I have texts written by doctors and I want to be able to highlight specific words in their context (5 words before and 5 words after the word I search for in their text). Say I want to search for the word 'suicidal'. I would then use the kwic function in the quanteda package:
kwic(dataset, pattern = “suicidal”, window = 5)
So far, so good, but say I want to allow for the possibility of typos.
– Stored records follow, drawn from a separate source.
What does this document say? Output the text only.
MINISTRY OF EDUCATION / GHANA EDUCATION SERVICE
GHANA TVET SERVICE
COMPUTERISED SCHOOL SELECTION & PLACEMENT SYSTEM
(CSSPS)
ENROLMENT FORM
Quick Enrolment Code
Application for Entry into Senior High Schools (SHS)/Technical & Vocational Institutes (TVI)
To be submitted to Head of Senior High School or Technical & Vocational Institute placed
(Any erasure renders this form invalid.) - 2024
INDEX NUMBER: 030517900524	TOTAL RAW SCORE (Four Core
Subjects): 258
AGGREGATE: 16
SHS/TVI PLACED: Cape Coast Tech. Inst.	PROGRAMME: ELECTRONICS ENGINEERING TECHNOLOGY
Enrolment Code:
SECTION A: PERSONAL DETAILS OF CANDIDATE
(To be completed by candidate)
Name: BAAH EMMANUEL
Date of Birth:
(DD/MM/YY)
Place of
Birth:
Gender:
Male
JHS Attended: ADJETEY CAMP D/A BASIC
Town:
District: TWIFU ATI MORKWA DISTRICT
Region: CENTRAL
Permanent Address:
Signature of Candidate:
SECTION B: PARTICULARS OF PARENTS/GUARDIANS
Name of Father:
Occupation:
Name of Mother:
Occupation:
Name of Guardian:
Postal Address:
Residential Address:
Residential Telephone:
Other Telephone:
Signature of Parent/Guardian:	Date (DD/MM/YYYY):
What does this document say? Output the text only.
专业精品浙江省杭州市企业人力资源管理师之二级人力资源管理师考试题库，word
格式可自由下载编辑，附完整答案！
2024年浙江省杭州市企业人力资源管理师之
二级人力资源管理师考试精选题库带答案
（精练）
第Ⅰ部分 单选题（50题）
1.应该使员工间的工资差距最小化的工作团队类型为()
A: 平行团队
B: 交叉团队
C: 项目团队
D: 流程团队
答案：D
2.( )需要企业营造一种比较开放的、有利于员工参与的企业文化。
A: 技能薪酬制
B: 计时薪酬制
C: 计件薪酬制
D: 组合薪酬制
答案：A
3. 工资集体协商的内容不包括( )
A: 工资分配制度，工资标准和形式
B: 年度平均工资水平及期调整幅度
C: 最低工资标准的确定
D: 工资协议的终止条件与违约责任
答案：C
In this case I want to allow for three deviating characters, with no restriction on where in the word these are made.
Is it possible to do this using quanteda's kwic-function?
Example:
dataset <- data.frame("patient" = 1:9, "text" = c("On his first appointment, the patient was suicidal when he showed up in my office",
"On his first appointment, the patient was suicidaa when he showed up in my office",
"On his first appointment, the patient was suiciaaa when he showed up in my office",
"On his first appointment, the patient was suicaaal when he showed up in my office",
"On his first appointment, the patient was suiaaaal when he showed up in my office",
"On his first appointment, the patient was saacidal when he showed up in my office",
"On his first appointment, the patient was suaaadal when he showed up in my office",
"On his first appointment, the patient was icidal when he showed up in my office",
"On his first appointment, the patient was uicida when he showed up in my office"))
dataset$text <- as.character(dataset$text)
kwic(dataset$text, pattern = "suicidal", window = 5)
would only give me the first, correctly spelled, sentence.